Applying the first idea (adding an image as an explicit intermediate revision) makes up this change in doSign :
... FileOutputStream fos = new FileOutputStream(intermediateDocument); FileInputStream fis = new FileInputStream(intermediateDocument); byte inputBytes[] = IOUtils.toByteArray(inputStream); PDDocument pdDocument = PDDocument.load(new ByteArrayInputStream(inputBytes)); PDJpeg ximage = new PDJpeg(pdDocument, ImageIO.read(logoStream)); PDPage page = (PDPage) pdDocument.getDocumentCatalog().getAllPages().get(0); PDPageContentStream contentStream = new PDPageContentStream(pdDocument, page, true, true); contentStream.drawXObject(ximage, 50, 50, 356, 40); contentStream.close(); pdDocument.getDocumentCatalog().getCOSObject().setNeedToBeUpdate(true); pdDocument.getDocumentCatalog().getPages().getCOSObject().setNeedToBeUpdate(true); page.getCOSObject().setNeedToBeUpdate(true); page.getResources().getCOSObject().setNeedToBeUpdate(true); page.getResources().getCOSDictionary().getDictionaryObject(COSName.XOBJECT).setNeedToBeUpdate(true); ximage.getCOSObject().setNeedToBeUpdate(true); fos.write(inputBytes); pdDocument.saveIncremental(fis, fos); pdDocument.close(); pdDocument = PDDocument.load(intermediateDocument); PDSignature signature = new PDSignature(); ...
(as in SignLikeUnOriginalToo.java method doSignTwoRevisions )

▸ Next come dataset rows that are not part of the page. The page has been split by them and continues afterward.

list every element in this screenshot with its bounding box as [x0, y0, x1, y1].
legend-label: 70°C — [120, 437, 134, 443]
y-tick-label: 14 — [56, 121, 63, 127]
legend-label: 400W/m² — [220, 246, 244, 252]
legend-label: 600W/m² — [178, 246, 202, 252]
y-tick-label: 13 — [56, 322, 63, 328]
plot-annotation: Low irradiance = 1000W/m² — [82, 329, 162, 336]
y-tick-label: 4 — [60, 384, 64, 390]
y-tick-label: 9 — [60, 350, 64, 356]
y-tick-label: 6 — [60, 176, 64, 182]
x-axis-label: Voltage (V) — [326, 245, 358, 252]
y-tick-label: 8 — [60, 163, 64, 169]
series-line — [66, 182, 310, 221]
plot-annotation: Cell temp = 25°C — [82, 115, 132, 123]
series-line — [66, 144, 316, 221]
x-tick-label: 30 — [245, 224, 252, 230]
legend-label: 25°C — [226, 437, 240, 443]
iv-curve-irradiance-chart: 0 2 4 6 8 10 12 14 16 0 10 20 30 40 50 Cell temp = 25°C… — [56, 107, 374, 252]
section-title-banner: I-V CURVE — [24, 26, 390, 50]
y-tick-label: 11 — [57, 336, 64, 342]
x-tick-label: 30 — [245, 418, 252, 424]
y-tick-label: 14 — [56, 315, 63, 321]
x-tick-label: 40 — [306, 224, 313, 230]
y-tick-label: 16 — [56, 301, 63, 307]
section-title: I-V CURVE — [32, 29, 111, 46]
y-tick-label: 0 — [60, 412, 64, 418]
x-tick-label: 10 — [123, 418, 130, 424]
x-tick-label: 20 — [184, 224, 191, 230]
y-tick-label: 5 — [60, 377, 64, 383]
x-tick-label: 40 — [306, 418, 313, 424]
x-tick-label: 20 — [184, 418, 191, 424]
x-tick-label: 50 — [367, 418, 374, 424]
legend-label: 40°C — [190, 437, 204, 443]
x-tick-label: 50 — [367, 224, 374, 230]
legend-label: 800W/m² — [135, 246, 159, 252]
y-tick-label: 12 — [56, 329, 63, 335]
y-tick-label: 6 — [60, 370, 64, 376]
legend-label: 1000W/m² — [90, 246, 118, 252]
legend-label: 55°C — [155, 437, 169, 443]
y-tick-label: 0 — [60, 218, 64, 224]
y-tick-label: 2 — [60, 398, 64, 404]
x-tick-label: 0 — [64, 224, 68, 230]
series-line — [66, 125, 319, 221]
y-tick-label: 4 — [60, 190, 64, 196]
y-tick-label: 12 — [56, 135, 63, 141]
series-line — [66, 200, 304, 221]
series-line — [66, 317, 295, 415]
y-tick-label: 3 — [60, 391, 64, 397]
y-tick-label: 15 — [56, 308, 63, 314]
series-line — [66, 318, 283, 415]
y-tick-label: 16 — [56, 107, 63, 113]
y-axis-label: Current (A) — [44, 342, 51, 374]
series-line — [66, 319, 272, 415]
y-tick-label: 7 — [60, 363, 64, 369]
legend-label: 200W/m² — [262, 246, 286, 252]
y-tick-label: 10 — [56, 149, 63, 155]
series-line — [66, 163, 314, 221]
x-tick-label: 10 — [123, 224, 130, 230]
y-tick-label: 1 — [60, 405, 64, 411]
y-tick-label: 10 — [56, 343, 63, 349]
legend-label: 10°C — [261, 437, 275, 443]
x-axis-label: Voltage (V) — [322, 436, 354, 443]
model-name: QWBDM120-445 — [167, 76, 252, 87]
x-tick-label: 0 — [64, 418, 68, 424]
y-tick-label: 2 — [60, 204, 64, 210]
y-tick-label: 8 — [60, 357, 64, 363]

Applying the second idea (adding an image as part of a signature revision) makes up this change in doSign :
... byte inputBytes[] = IOUtils.toByteArray(inputStream); PDDocument pdDocument = PDDocument.load(new ByteArrayInputStream(inputBytes)); PDJpeg ximage = new PDJpeg(pdDocument, ImageIO.read(logoStream)); PDPage page = (PDPage) pdDocument.getDocumentCatalog().getAllPages().get(0); PDPageContentStream contentStream = new PDPageContentStream(pdDocument, page, true, true); contentStream.drawXObject(ximage, 50, 50, 356, 40); contentStream.close(); page.getResources().getCOSObject().setNeedToBeUpdate(true); page.getResources().getCOSDictionary().getDictionaryObject(COSName.XOBJECT).setNeedToBeUpdate(true); ximage.getCOSObject().setNeedToBeUpdate(true); PDSignature signature = new PDSignature(); ...
(as in SignLikeUnOriginalToo.java method doSignOneStep )
Both options are clearly preferable to the initial approach.